Tak banyak tempat untuk tamu. Setelah tilam di sisi kiri kamar, kamar dipenuhi dengan sebuah meja reyot di dekat pintu, tumpukan barang-barang dan goni-goni di sisi depan dan kanan pintu. Ruang lapang tersisa sekira 1×1 meter. Di sanalah perempuan yang kerab disapa Nek Arif sedang menyortir baju kotor yang akan dicucinya demi upah.

“Di sinilah kami tidur, makan, belajar, menyetrika baju, serta menerima tamu,” ungkap nenek dua cucu itu, sembari mengembangkan senyum di wajahnya yang legam dan penuh kerut.

Saban malam, ia dan dua cucunya tidur bersempit-sempitan di ruangan itu. Cucu laki-lakinya tidur di lantai. Ia dan Dila tidur di atas tilam.

Sebenarnya ada ruangan lain di sebelah kanan kamar itu. Yakni dapur dan kamar mandi. Disebut dapur karena di sanalah ia memasak. Tetapi sebenarnya lebih cocok disebut gudang barang-barang bekas. Di sebelah ruangan berdinding seng itu, ada kamar mandi.
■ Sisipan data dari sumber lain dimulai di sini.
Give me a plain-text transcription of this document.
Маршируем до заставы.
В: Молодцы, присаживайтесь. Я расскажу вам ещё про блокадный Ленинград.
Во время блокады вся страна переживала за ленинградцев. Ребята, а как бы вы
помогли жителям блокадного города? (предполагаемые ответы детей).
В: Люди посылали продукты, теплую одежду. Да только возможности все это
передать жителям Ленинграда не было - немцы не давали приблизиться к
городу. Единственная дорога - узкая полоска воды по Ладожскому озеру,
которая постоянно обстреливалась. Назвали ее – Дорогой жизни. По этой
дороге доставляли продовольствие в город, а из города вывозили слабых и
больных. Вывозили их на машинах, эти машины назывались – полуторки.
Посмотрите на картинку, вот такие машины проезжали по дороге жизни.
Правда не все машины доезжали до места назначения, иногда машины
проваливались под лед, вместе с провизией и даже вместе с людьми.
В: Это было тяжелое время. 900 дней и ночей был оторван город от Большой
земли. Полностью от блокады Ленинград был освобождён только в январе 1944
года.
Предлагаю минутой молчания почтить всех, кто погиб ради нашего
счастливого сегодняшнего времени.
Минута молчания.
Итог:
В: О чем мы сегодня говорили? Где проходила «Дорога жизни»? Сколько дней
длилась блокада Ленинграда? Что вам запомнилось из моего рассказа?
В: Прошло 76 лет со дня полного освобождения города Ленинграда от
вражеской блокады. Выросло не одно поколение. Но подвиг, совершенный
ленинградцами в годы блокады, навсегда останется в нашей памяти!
Di belakang ruang tidur mereka, ada ruangan seluas 1×3 meter yang mirip kamar kecil karena dikelilingi dinding tetangga. Penuh tumpukan barang juga. “Kalau cucu laki-laki saya nanti sudah lajang, ia bisa tidur di sana,” katanya dengan raut wajah yang menunjukkan ekspresi: ‘ya begitulah’.

Masriani bukan janda. Tapi juga bukan perempuan bersuami. “Saya ditinggal suami tahun 1993 lalu.  Alasan suami, mau cari anak laki-laki,” tutur ibu satu anak perempuan itu pelan. Saat ditinggal suami, putri satu-satunya masih berusia 5 tahun.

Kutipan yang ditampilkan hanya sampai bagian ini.